Ask An Expert
What to Expect When You're Expecting to Breastfeed
What are the most likely barriers to breastfeeding and is there any way to avoid them?
One of the biggest barriers is the lack of support. I think if more health care professionals were truly educated on all matters of lactation, it could be such a huge help! While there is absolutely nothing wrong with offering formula for infant feeding, there are times when that is given as the solution but not related to the problem at hand. When parents are struggling and asking for help with pain, the next option should be to figure out what is causing the pain and to alleviate it. But that's not always the case. Overall, the lack of support can lead to lack of education, decline of mental health, and ultimately decreased nursing and/or pumping rates. If there was more support and education as a whole, maybe nursing would be easier overall.

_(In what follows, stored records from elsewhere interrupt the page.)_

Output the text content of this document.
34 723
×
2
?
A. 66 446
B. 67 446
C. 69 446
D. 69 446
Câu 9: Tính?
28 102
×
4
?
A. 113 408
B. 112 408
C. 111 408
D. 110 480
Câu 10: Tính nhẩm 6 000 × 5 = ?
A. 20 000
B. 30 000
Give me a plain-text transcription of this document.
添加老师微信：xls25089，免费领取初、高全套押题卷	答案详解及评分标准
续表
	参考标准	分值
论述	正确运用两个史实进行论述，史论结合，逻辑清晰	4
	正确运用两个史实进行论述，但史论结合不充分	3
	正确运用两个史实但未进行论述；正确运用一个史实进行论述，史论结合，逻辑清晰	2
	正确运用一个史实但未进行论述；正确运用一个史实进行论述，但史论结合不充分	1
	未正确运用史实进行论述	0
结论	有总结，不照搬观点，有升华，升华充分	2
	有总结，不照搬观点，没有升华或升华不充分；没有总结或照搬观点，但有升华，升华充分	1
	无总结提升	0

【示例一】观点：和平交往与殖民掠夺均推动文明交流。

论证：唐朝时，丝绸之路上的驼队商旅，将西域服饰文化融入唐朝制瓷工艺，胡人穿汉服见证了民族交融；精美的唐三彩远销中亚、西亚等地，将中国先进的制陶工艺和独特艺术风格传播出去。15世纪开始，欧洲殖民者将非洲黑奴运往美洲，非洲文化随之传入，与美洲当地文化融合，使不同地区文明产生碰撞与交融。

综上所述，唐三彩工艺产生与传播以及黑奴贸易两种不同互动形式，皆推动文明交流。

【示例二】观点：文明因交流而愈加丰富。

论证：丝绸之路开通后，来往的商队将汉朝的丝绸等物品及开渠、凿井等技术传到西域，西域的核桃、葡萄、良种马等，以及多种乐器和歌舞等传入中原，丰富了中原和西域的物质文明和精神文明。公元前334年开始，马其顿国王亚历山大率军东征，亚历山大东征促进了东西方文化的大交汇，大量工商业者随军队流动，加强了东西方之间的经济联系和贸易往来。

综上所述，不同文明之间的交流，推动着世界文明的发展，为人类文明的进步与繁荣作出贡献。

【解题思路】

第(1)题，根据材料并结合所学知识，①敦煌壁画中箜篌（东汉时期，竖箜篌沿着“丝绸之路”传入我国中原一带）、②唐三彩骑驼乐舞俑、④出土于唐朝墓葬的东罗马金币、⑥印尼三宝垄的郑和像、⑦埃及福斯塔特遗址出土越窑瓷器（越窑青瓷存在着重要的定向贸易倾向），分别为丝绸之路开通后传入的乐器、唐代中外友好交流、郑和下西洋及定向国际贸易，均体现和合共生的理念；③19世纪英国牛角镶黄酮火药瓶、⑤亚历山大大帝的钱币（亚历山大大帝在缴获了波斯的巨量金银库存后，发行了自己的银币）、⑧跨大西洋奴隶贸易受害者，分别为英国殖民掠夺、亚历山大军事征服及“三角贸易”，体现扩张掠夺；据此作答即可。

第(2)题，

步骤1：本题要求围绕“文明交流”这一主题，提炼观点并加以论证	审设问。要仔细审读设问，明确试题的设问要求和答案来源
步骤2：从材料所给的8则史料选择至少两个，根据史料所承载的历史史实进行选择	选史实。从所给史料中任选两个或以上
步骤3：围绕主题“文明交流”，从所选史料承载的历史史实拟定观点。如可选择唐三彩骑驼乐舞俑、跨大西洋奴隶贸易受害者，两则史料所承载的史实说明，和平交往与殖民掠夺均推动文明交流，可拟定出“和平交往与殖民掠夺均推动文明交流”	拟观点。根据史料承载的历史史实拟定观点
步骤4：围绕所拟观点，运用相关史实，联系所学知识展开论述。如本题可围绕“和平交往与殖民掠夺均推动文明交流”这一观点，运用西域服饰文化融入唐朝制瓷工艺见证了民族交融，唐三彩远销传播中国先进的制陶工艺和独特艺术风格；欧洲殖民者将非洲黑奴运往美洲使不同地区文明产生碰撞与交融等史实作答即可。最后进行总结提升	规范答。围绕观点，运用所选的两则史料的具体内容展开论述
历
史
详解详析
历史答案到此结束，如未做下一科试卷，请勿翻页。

What should a woman hoping to breastfeed know before going into her birthing facility?
I think that every parent planning to nurse their baby should 100 percent take an infant feeding course! There are many wonderful options online but I also have a course for beginners to master the beginning days of infant feeding!
What should a breastfeeding mother expect in the hospital and in the first few days after birth?
I talk a lot more about this in my course but the biggest thing is that the baby may be sleepy and things may not be "picture perfect" and that's more than okay!
What are a few essentials new mothers should have on hand to help with breastfeeding?
It's really hard to say because everyone loves such different things for different reasons. If I had to choose a few things based on what I used most frequently, I would say a breast pump, a nice nursing/pumping bra, books on feeding, and some hot/cold pads for pain relief!
What resources do you recommend for women trying to learn as much as possible about breastfeeding?
Of course, myself and my website www.themilkmanual.com but also instagram. There is an amazing amount of lactation consultants with such different backgrounds sharing an incredible amount of knowledge!
When is the best time for a new or expecting mother to seek help? What qualities and qualifications should they look for in a consultant?
I would say to start searching for options during the third trimester or in late pregnancy and to reach out after the birth of the baby. Prenatal consults can be super helpful as well but if you're limited on visits, then saving it for post-baby is much better. During pregnancy, it can be so helpful to read a lot of books on nursing and/or take courses to prepare yourself!
When looking for a LC, go with someone that makes you feel comfortable and someone that doesn't seem judgmental. Also an IBCLC if you can!
Finally, what is your best advice for expecting and new mothers hoping to breastfeed their child?
My best piece of advice is to educate yourself! It's the best thing you can do to prepare yourself for this journey!